So I am junior programmer, and I just started working with .net webforms a little over six months ago. I have been studying SEO, and trying to optimize best practices with a senior level developer. I feel like 302s or in .net webforms response.redirect is misused alot. It could just be our team's logical flow of processing. However with how webforms handle state such as with Server.Transfer, controls, viewstate, and the page lifecycle I feel like this isn’t true. I sorta feel like we are forced in some ways for ease of programming to use Response.Redirect. We are looking for the best way to handle Response.Redirect and feel like we possibly misuse it. Maybe this only matters for public pages considering search engines will split page ranking between two pages if a Response.Redirect is used. Overall we want to have best practices, and establish the best principles for our team.
Scenario 1: Use event attached to a checkbox control, when user clicks a postback is performed. In event within code behind we build the querystring based on the checkbox selection, and do a Response.Redirect to the same page. On first time page, check querystrings, and show results.
- Seems to me as not being a temporary redirect. Content may change but overall the page at that URL will always be there. Its not even a new page. That checkbox will always go to that URL. Shouldn't this just be a get request. To me instead of just doing a Response.Redirect it would be best to just change the results based on selection. Creating a single reusable function for this logical flow.
Scenario 2. We have an admin page with a grid displaying rows of information related to particular entities. Each row has a button corresponding to a details page for editing the entity. When the user clicks a button within a row on the grid, a postback is performed, an encrypted token is built based on the row item selected. Response.Redirect is performed to go the details page with the token passed as a querystring parameter.
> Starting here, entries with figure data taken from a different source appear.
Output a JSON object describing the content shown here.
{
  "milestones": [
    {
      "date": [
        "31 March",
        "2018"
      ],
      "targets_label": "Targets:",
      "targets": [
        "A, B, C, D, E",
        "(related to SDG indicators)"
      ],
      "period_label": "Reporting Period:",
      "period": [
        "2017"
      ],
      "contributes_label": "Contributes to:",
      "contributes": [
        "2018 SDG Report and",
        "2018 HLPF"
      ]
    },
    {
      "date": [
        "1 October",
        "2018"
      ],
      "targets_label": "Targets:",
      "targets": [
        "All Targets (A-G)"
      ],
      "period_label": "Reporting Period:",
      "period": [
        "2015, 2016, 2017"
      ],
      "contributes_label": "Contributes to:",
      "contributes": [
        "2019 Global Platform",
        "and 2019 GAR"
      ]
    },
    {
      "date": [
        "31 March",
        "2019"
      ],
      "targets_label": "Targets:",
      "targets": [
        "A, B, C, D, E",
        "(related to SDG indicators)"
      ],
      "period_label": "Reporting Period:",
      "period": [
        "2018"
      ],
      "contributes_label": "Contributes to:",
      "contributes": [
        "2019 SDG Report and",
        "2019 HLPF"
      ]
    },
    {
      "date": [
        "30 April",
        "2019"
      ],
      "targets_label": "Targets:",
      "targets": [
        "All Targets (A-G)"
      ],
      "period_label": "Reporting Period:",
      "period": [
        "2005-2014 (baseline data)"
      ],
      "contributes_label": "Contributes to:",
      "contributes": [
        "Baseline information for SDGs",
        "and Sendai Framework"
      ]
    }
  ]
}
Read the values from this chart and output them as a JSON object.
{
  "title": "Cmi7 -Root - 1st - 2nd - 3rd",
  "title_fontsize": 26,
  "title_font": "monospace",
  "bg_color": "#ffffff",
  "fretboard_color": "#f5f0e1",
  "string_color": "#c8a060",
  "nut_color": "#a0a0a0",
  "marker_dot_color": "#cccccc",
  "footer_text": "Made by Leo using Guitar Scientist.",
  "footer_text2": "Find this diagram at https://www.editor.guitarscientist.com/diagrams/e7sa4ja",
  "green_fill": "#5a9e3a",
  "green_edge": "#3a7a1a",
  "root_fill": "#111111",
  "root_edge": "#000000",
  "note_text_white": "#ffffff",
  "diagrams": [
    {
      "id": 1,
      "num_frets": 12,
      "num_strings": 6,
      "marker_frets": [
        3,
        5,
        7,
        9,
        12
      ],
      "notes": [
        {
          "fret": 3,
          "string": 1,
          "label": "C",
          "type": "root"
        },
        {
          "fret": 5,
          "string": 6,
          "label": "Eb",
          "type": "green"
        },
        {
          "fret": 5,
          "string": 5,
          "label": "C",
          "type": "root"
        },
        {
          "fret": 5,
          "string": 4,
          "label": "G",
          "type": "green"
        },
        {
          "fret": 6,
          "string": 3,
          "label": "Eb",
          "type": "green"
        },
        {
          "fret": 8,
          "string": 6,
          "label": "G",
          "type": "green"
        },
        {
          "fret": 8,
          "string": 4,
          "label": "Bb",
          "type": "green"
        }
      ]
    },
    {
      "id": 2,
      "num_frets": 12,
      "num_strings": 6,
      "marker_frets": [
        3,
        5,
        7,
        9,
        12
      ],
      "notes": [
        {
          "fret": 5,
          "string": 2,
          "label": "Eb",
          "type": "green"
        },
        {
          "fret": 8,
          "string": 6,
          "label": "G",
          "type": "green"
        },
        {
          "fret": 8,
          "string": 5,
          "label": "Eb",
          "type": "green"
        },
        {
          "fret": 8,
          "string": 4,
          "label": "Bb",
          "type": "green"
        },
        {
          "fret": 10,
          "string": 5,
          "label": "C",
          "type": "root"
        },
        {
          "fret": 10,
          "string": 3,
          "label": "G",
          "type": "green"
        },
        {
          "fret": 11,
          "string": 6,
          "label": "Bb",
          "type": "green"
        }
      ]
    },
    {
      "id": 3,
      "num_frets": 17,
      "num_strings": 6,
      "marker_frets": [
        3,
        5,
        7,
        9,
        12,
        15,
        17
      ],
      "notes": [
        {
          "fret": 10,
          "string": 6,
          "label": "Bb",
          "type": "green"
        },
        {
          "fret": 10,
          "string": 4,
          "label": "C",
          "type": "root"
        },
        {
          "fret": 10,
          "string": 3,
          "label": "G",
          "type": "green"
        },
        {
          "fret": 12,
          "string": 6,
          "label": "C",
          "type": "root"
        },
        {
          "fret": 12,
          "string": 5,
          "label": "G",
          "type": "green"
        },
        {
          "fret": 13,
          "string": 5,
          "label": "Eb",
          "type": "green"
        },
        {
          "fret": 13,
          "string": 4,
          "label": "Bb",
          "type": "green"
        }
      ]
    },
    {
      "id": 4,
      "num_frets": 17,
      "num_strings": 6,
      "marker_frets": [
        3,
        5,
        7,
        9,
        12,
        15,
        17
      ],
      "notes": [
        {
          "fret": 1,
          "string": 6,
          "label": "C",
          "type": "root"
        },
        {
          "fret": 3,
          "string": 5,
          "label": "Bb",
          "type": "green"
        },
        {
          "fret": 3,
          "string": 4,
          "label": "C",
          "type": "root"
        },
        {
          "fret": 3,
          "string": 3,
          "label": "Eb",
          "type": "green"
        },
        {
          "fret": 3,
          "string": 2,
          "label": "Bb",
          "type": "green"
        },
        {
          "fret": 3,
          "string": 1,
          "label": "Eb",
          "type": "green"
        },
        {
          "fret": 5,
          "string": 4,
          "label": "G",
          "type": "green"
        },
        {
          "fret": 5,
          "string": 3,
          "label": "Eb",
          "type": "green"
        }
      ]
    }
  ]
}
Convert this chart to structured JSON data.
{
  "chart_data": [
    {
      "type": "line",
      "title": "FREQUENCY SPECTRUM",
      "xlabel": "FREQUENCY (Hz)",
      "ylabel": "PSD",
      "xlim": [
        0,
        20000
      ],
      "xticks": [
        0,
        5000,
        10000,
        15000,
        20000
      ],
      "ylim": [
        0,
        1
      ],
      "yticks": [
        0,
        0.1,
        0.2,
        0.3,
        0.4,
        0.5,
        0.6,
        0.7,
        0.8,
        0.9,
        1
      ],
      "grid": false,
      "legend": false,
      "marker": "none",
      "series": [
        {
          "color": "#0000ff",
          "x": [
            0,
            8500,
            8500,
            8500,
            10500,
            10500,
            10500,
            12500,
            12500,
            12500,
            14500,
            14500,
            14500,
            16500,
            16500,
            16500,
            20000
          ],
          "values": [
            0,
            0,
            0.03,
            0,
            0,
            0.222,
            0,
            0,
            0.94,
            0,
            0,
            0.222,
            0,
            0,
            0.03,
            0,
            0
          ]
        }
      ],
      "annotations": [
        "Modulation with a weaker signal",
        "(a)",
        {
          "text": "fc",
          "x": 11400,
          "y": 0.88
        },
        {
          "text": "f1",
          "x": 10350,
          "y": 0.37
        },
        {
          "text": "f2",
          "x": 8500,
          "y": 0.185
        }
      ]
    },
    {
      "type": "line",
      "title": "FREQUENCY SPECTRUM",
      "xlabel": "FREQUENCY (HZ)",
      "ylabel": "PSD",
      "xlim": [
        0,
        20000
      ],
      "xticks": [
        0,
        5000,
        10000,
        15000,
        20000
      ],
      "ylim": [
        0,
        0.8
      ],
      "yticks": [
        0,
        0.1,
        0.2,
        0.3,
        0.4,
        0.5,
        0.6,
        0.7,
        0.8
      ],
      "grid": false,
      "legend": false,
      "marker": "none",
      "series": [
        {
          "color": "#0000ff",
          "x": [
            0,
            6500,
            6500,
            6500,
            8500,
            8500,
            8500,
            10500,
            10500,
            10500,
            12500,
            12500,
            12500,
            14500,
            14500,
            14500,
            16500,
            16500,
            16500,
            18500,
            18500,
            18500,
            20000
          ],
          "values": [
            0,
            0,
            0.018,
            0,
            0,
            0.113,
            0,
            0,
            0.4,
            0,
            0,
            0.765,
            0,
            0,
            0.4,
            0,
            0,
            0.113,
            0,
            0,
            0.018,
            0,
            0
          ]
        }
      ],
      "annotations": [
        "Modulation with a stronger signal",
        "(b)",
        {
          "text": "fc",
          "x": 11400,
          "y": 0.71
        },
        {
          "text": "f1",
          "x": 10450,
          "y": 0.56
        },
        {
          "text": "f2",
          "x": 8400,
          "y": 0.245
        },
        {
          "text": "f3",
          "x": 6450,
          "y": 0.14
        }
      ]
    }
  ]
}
- Doesn't seem like a temporary redirect to me. Everytime you click that button it will go to that particular items details page. The only workaround I could come up with is to build each row items url with the token, on first time page load. Instead of doing a post, redirect, get, it will be just a get.
This is just two scenarios where we use Response.Redirect. We could probably show 10 to 15 common use cases that we use for Response.Redirect, and all of them seem misused in my opinion. Is this just the best way to do things in the webforms stack? How would a MVC application handle scenarios 1 and 2, would a redirect be preferred? I feel like each of our usecases needs to be examined, and determine best approach to avoid Response.Redirect. The lead developer of the project is looking for a single solution to handle all usecases for simplicity, less programming hours and without major architectural changes. I haven't been able to develop a solution that satisfies his requirements.
Note: added MVC tag because maybe one of the senior devs who has worked with both stacks (webforms and mvc) can answer the questions/concerns better.